Key Contributions and Technical Details

  1. Concept and Methodology: The paper proposes LMAC-ZS, a novel technique involving a decoder that generates saliency maps. These maps highlight influential regions within the audio input that guide the zero-shot classification decision. The approach introduces a new loss function to ensure that the generated interpretations faithfully adhere to the original text-audio pair similarities maintained by the classifier model, in this case, the CLAP (Contrastive Language-Audio Pretraining) model.
  2. Decoder-Based Interpretability: Unlike traditional methods, LMAC-ZS utilizes a decoder conditioned on both textual and auditory features to produce interpretation masks in either the Mel or STFT domain. These masks are structured to maintain the classifier's audio-text similarity matrix, effectively preserving decision-relevant features while filtering out noise or less critical components. The decoder's training leverages cross-modal representations learned from large pre-trained datasets, emphasizing adaption without using explicit class labels during interpretation training.
  3. Empirical Evaluation: The paper conducts comprehensive evaluations using datasets like ESC50 and UrbanSound8K, both with standard and contaminated audio inputs. LMAC-ZS exhibits strong performance across several faithfulness metrics such as Faithfulness on Spectra (FF), Average Increase (AI), and Average Drop (AD). The evaluations indicate that LMAC-ZS explanations robustly mirror classifier decisions, outperforming other saliency map approaches like GradCAM++ and Integrated Gradients in producing relevant and sparse interpretations.
  4. Robustness Checks: The authors employed a range of experiments to ensure the robustness of LMAC-ZS interpretations, including model randomization tests to validate that the saliency maps align closely to learned model parameters rather than arbitrary features. LMAC-ZS demonstrated sensitivity to classification weights, further confirming the faithful reproduction of model reasoning in its interpretation maps.
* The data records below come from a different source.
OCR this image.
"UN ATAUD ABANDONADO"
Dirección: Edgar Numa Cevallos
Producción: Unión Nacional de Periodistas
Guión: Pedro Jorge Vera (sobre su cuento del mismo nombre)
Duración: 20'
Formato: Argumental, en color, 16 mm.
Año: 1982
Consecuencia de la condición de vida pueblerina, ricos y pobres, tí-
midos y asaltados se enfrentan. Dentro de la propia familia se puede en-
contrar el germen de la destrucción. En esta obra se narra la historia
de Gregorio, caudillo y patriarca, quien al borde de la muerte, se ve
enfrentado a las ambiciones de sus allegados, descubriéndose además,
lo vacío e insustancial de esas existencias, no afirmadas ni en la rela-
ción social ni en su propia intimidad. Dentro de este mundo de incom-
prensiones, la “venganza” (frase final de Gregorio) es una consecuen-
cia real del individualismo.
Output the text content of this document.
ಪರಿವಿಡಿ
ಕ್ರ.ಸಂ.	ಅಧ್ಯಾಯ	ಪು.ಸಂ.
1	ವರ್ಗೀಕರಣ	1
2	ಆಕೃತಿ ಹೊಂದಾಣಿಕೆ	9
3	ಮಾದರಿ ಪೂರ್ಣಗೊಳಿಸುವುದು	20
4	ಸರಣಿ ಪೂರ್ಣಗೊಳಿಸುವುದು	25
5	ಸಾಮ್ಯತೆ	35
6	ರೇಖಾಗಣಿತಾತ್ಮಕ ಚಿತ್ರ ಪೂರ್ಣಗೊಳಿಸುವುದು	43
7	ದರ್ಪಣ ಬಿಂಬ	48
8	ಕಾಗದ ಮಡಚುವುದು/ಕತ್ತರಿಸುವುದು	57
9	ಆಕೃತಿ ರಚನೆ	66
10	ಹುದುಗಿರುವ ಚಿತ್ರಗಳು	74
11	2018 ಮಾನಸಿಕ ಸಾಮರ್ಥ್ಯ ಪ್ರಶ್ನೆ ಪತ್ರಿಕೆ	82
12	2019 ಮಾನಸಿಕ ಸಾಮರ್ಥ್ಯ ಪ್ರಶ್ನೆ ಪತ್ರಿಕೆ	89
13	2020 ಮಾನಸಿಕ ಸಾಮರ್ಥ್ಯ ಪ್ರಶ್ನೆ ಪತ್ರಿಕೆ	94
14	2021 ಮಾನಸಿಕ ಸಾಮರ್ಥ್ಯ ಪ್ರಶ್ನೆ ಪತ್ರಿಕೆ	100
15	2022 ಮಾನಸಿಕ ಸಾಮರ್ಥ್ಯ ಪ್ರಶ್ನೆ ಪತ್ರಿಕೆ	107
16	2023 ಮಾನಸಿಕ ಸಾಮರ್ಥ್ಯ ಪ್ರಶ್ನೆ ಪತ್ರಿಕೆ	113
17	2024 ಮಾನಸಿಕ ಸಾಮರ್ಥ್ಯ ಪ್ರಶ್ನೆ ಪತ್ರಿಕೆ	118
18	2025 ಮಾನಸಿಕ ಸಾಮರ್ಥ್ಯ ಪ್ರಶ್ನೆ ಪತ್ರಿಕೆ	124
Implications and Future Directions

The introduction of LMAC-ZS has several theoretical and practical implications for the field of AI and machine learning. Theoretically, it paves the way for exploring interpretability in multi-modal and zero-shot settings, challenging the conventional focus on more simplistic model architectures. Practically, LMAC-ZS could enhance transparency in sensitive applications of audio classifiers, such as in healthcare or autonomous monitoring systems where understanding classifier decisions is as crucial as accuracy.

Looking forward, this research opens pathways for extending interpretability methods across different modalities and models, potentially refining the decoder architecture for improved context adaptability. Moreover, similar approaches could transform how zero-shot and transfer learning models are validated and understood, bridging the gap between model complexity and human interpretability. Future expansions might explore the application scope towards real-time interpretation for dynamic audio processing scenarios, thus contributing to more adaptable and responsive AI solutions.